Come per l’annunciato ritiro delle forze di occupazione dall’Afghanistan entro l’11 settembre prossimo, il passo indietro americano in Medio Oriente risponde al nuovo imperativo strategico degli Stati Uniti, rappresentato dai preparativi per un confronto con le grandi potenze che insidiano il primato planetario di Washington. Questo riassetto strategico si traduce in uno spostamento dell’attenzione e delle risorse USA verso oriente per contrastare in primo luogo la “minaccia” cinese.

Da qui deriva la necessità non tanto di diminuire la presenza in Medio Oriente, che resta un’area cruciale, quanto di limitare al minimo i rischi di nuovi conflitti che potrebbero costringere gli Stati Uniti a intervenire proprio mentre la competizione globale si sta spostando verso l’Asia orientale. Da qui, ancora, ha origine l’input recepito dai leader sauditi per frenare la corsa verso lo scontro con la Repubblica Islamica, a sua volta al centro delle manovre americane, tramite i negoziati per la riattivazione del JCPOA, volti a ostacolare il cammino di Teheran verso l’integrazione euro-asiatica promossa dagli ambiziosi piani di Pechino.
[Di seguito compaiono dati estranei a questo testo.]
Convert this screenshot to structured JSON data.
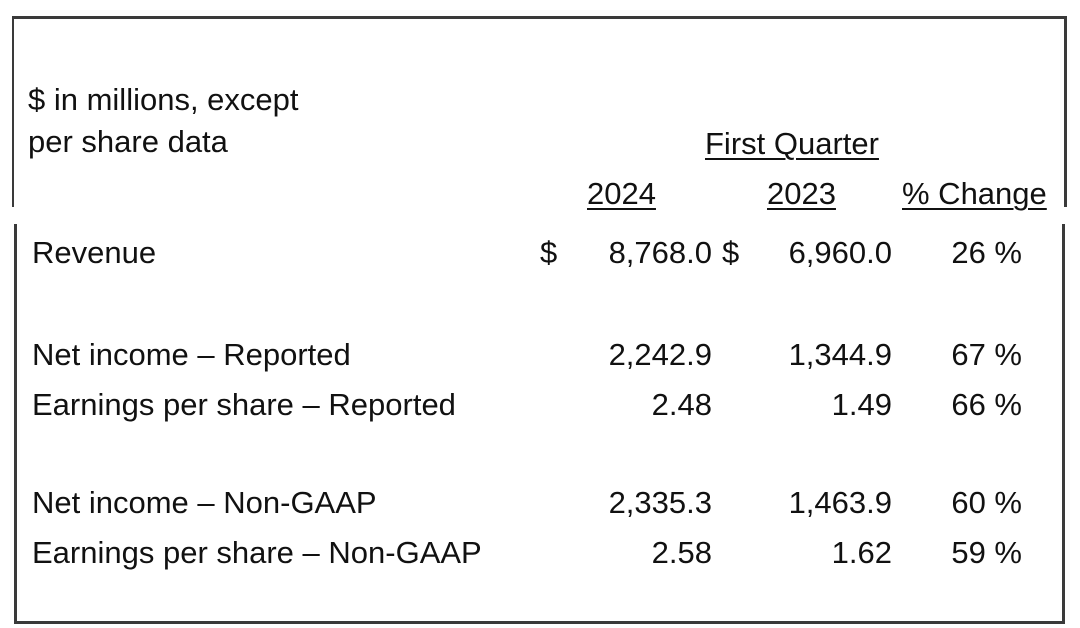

Questi processi sono in ogni caso ancora in una fase embrionale ed è tutt’altro che scontato che possano trovare un esito positivo. Uno scoglio difficile da superare sarà ad esempio il riconoscimento dei legittimi interessi dell’Iran nella regione e come questi verranno inseriti in una trattativa che dovrà includere concessioni a tutte le parti in causa. Resta il fatto, tuttavia, che per la prima volta dopo almeno quattro anni sembra intravedersi in Medio Oriente un minuscolo spiraglio di luce in grado potenzialmente di invertire le tendenze distruttive che continuano ad alimentare le tragedie in paesi come Yemen, Siria, Libano e Iraq.